7. A computer-readable medium for causing a printing apparatus, which includes a plurality of nozzles for ejecting ink and a sensor for emitting light toward a print medium on which a print pattern has been printed by ejecting ink from said plurality of nozzles and receiving the light that is reflected, to operate, said computer-readable medium comprising the following codes for determining whether or not ink has been ejected from said nozzles:

a code for printing a non-ejection print pattern that is made of print blocks that can be formed for each said nozzle and in which only a print block to be determined, which is an object of determination, included within a region of said print medium that is irradiated by said light is not printed;

a code for emitting light from said sensor toward said print medium on which said non-ejection print pattern has been printed and obtaining an output value upon non-ejection that is output from said sensor;

a code for printing an all-ejection print pattern in which the print blocks have been printed in the entire area within said region of said print medium that is irradiated by said light;

a code for emitting light from said sensor toward said print medium on which said all-ejection print pattern has been printed and obtaining an output value upon ejection that is output from said sensor;

a code for setting a threshold value between said output value upon non-ejection and said output value upon ejection; and

a code for comparing said threshold value with an output value that is output from said sensor based on light that is emitted toward a print medium on which said print pattern has been printed by ejecting ink from said plurality of nozzles.

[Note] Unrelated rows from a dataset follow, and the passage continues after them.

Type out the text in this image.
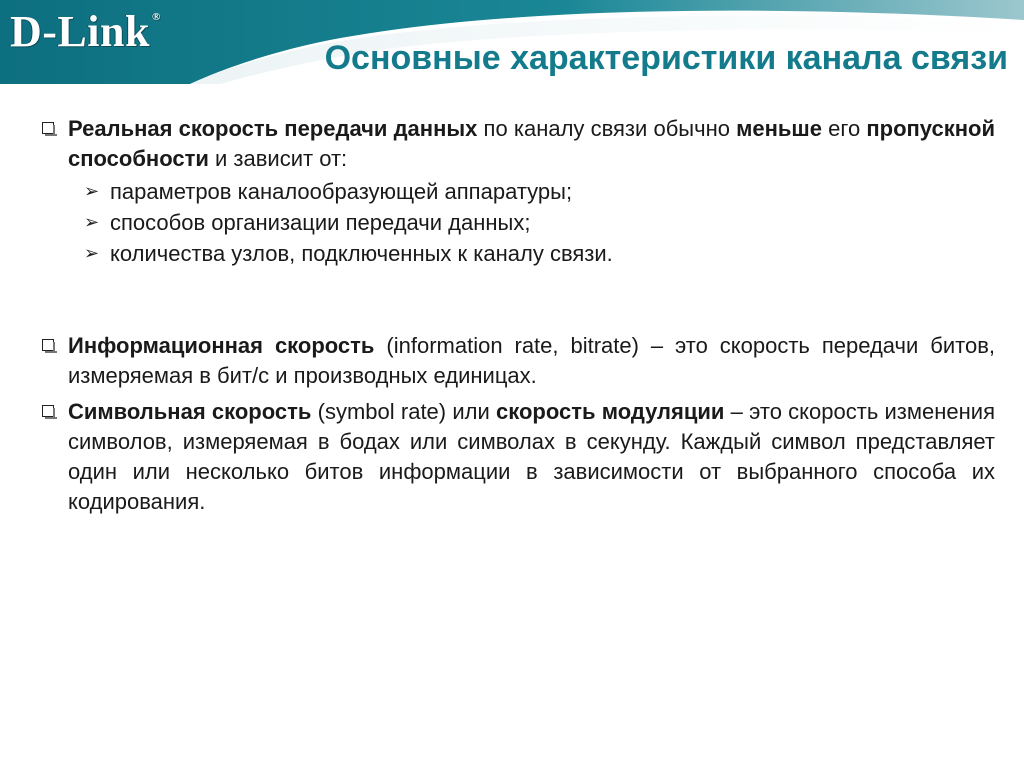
D-Link ®
Основные характеристики канала связи
Реальная скорость передачи данных по каналу связи обычно меньше его пропускной способности и зависит от:
➢ параметров каналообразующей аппаратуры;
➢ способов организации передачи данных;
➢ количества узлов, подключенных к каналу связи.
Информационная скорость (information rate, bitrate) – это скорость передачи битов, измеряемая в бит/с и производных единицах.
Символьная скорость (symbol rate) или скорость модуляции – это скорость изменения символов, измеряемая в бодах или символах в секунду. Каждый символ представляет один или несколько битов информации в зависимости от выбранного способа их кодирования.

8. A printing apparatus comprising:

a plurality of nozzles for ejecting ink;

a sensor for emitting light toward a print medium on which a print pattern made of print blocks that can be formed for each of said nozzles has been printed by ejecting ink from said plurality of nozzles and receiving the light that is reflected; and

a determination section for determining whether or not ink has been ejected from said nozzles by comparing a predetermined threshold value with an output value that is output from said sensor based on light that is received by said sensor;

wherein said threshold value is set between an output value upon non-ejection and an output value upon ejection, said output value upon non-ejection being output from said sensor when only a print block to be determined, which is an object of said determination, included within a region of said print medium that is irradiated by said light is not printed, and said output value upon ejection being output from said sensor when the print blocks have been printed in the entire area of said region.